Lütjens Padmanabhan mines architectural history to produce buildings with distinctive qualities attuned to contemporary construction
When one thinks of Swiss-German architecture, the images that come to mind might include comprehensive concrete structures or singular material assemblies. Instead, the work of the Zurich-based office Lütjens Padmanabhan, founded by Oliver Lütjens and Thomas Padmanabhan in 2007, explores thin, sheeted surfaces and buildings that draw attention to their composite makeup. The generation of architects that preceded them—Herzog & de Meuron and Diener & Diener especially—were “famous for the solidity and monolithic appearance of their buildings, where craft and construction formed one unity,” Padmanabhan said. He explained that the duo “entered our profession when the cost pressure of the market and the thickness of insulation was constantly increasing, so that solidity was almost impossible to reach.” Instead, they contend with global market forces that push designers to build ever more cheaply with fewer generative constraints. In exploring fiber cement shingles with exposed edges and folded metal sheets, their work articulates a language of ordinary lightness. The approach has earned them international attention: Both were John C. Portman Visiting Design Critics in Architecture at Harvard GSD during the spring 2022 semester and previously taught a studio there in 2020.

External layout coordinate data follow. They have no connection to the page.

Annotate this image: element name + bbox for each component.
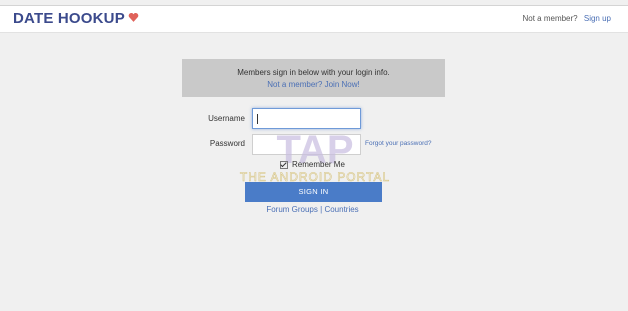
heart-icon xyxy=(128,12,139,22)
top-nav: Not a member? Sign up xyxy=(522,14,611,23)
notice-message: Members sign in below with your login in… xyxy=(237,68,390,77)
top-bar: DATE HOOKUP Not a member? Sign up xyxy=(0,5,628,33)
password-label: Password xyxy=(209,139,245,148)
remember-checkbox[interactable] xyxy=(280,160,288,169)
username-input[interactable] xyxy=(252,108,361,129)
signin-notice: Members sign in below with your login in… xyxy=(182,59,445,97)
signup-link[interactable]: Sign up xyxy=(584,14,611,23)
site-logo[interactable]: DATE HOOKUP xyxy=(13,10,139,27)
forgot-password-link[interactable]: Forgot your password? xyxy=(365,140,431,147)
password-input[interactable] xyxy=(252,134,361,155)
remember-label: Remember Me xyxy=(292,160,345,169)
countries-link[interactable]: Countries xyxy=(324,205,358,214)
username-label: Username xyxy=(208,114,245,123)
not-member-text: Not a member? xyxy=(522,14,578,23)
join-now-link[interactable]: Not a member? Join Now! xyxy=(267,80,359,89)
footer-links: Forum Groups | Countries xyxy=(250,205,375,214)
text-caret xyxy=(257,114,258,124)
link-separator: | xyxy=(320,205,323,214)
remember-me[interactable]: Remember Me xyxy=(280,160,345,169)
signin-button[interactable]: SIGN IN xyxy=(245,182,382,202)
forum-groups-link[interactable]: Forum Groups xyxy=(266,205,318,214)
logo-text: DATE HOOKUP xyxy=(13,10,125,27)
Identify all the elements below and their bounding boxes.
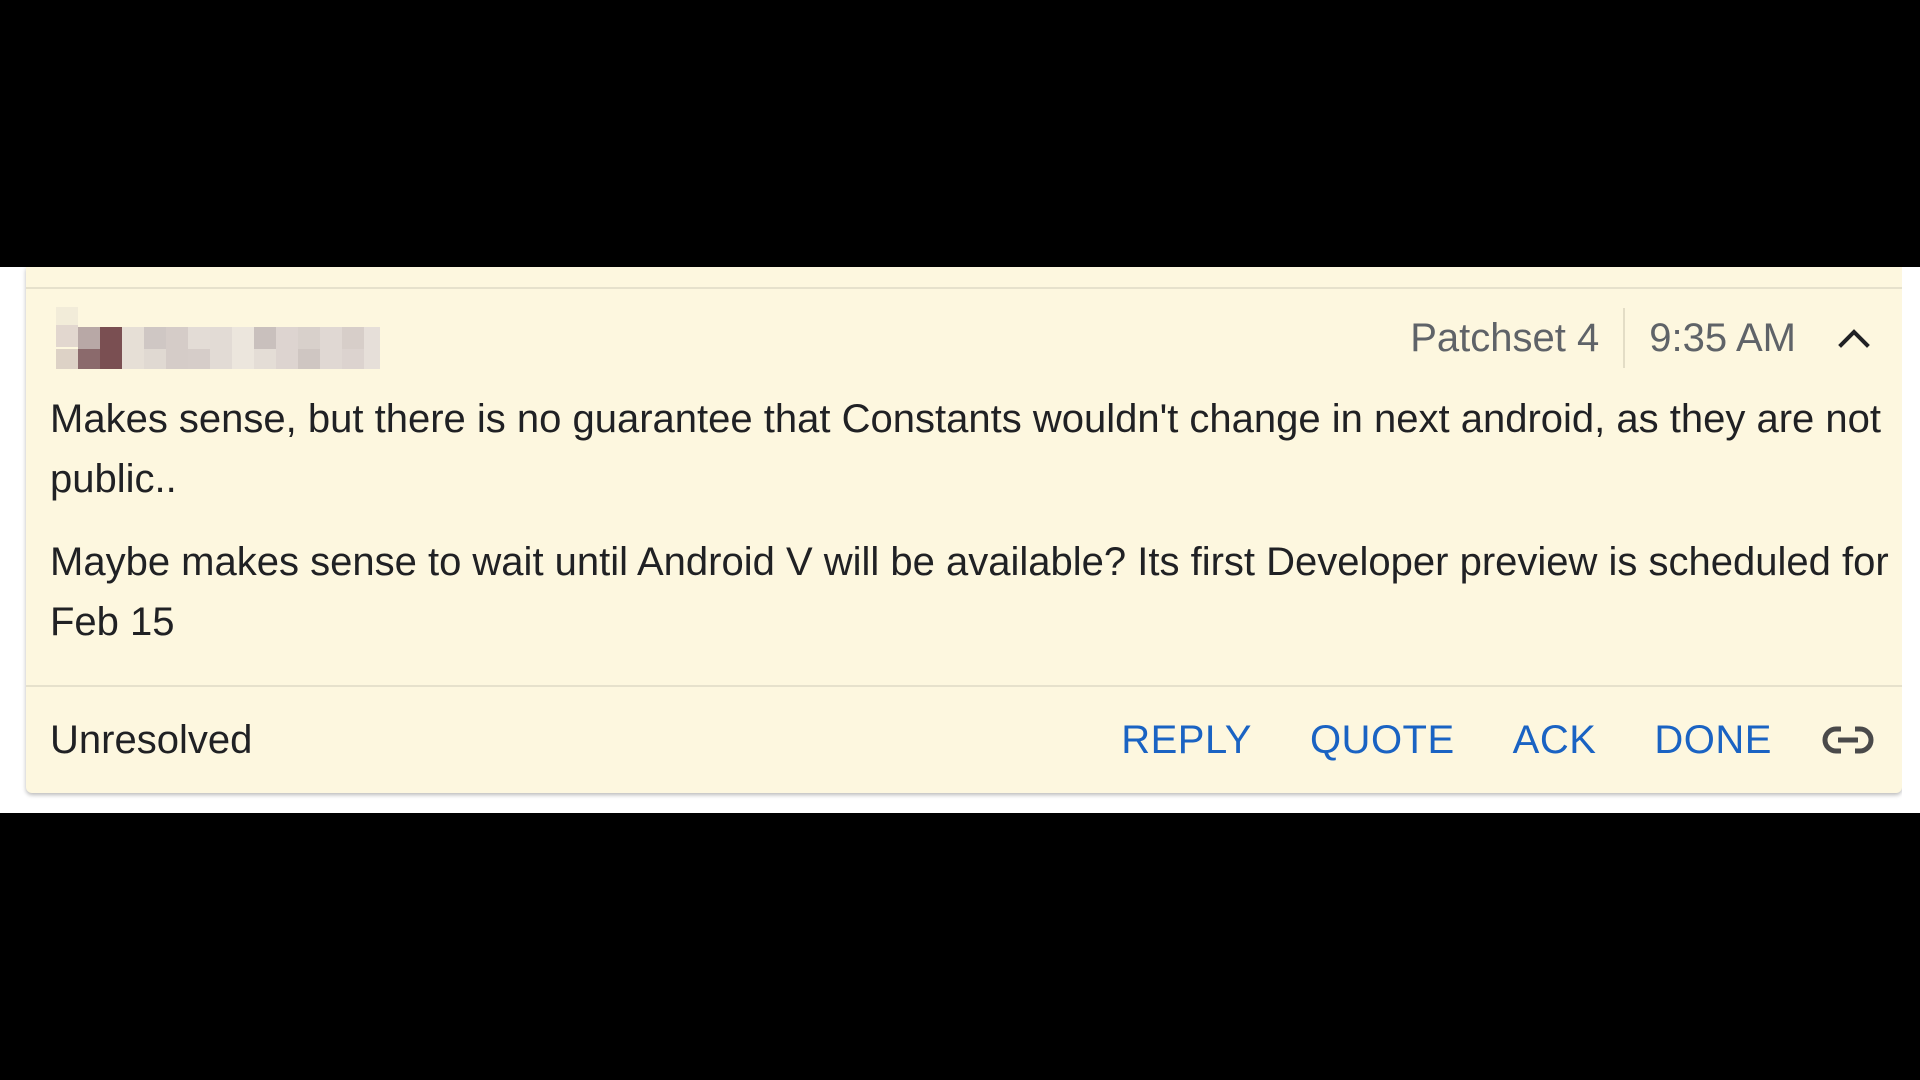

A youthful mixing of high and low underscores Lütjens Padmanabhan’s repertoire, which spans multifamily affordable housing projects, private residences, installations, furniture, and a Swiss embassy in Algiers. “We love that architecture can be both kind of highbrow and use ideas and expressions from the deep space of history and reconnect to the presence and everyday life through the choice of materials, thickness, vulnerability, awkward form, fragmentation, and so on,” explained Padmanabhan. In referencing a wide-ranging set of cultural touchstones, their work feels urgent and closely linked to conditions of contemporary construction. Pragmatism and plurality undergird their buildings’ resolutions. Asked about changes in Swiss building conventions, Padmanabhan remarked: “Over the years, we have become more confident. Now we have more trust in human ability to see unity in diversity. That’s why we like to emphasize a kind of value of each element.”
Binningen II, 2014
Situated in a suburban neighborhood of single-family homes on a sloping site in Zurich, Binningen II maintains a playful lightness while referencing one of the 16th century’s architectural heavyweights. Stucco and metal in gray and white—“just one millimeter thick!”—clad the five-unit apartment building, producing subtly protruding lintels and recessed fasciae united by a monochrome consistency. Small windows that “hang from the belly of a big window” are reminiscent of Michelangelo’s Laurentian Library in Florence. On the interior, a careful composition of ordinary stone tiles, a grainless matte countertop, and black marble finishes continue this balancing act. Padmanabhan commented, “We’ve discovered that if you say something with light materials, you can allow yourself to say something that seems quite emphatic and formal without being overbearing.”
Waldmeisterweg, 2018
If Binningen II was a project of testing contemporary expressions of classical order and being inventive with cost-effective construction assemblies, Waldmeisterweg, a four-story affordable housing complex, is the product of its continued development. Wood posts and lapped Eternit panels cut to reveal thin profiles form a rhythmic tectonic language, inspired by Venturi, Scott Brown’s Lieb House. “The narrative was that because this is affordable housing, the beach house [concept] is perfect, not only as a tectonic idea but also as a social idea. Because at the beach, everybody is the same; there’s no hierarchy,” Lütjens said. On the interior, each unit entry opens to a deep kitchen-hallway that terminates at a winter garden, provides generous communal space, and eliminates the inefficiency of internal corridors.
Algier, 2017–
Now under construction, this one-story, 7,500-square-foot Swiss embassy in Algiers overlooks the ocean and a palm tree garden. Openness and exchange were central terms during the design process. “It’s not about representation of a king or monumentality or power,” explained Padmanabhan. “It’s a representation of democracy, of openness, of negotiation, of different things, different ideas, and different values coming together in discussion and dialogue.” Reinforced concrete panels form a fragmented band at the building’s periphery. At some moments, the panels create perimeter walls; at others, they tilt up “almost like a garage door”; at still others, they are poised in a raised position, as though extending a welcome invitation.
Zwhatt, 2019–
The eight-story apartment building for one- and two-person households is based on the theme of “sufficiency.” Located in a former industrial area on the outskirts of Zurich, each “maisonette-loft” occupies two levels, arranged in a stepped terrace form that responds to the adjacent luxury apartment tower. “There’s this David-and-Goliath pairing between the two buildings,” commented Lütjens. The double-height windows on the flat facade lean into this disparate comparison, making the eight levels appear to be an unusually capacious four. Large fiber cement panels with exaggerated lapping are used, tilted outward to form awnings. In line with the theme, the units are as spare as possible, and the designers took a ready-made approach to maximize the use of prefabricated components like the steel spiral staircase. Construction begins this summer.
Tiffany Xu is a writer and designer based in the San Francisco Bay Area.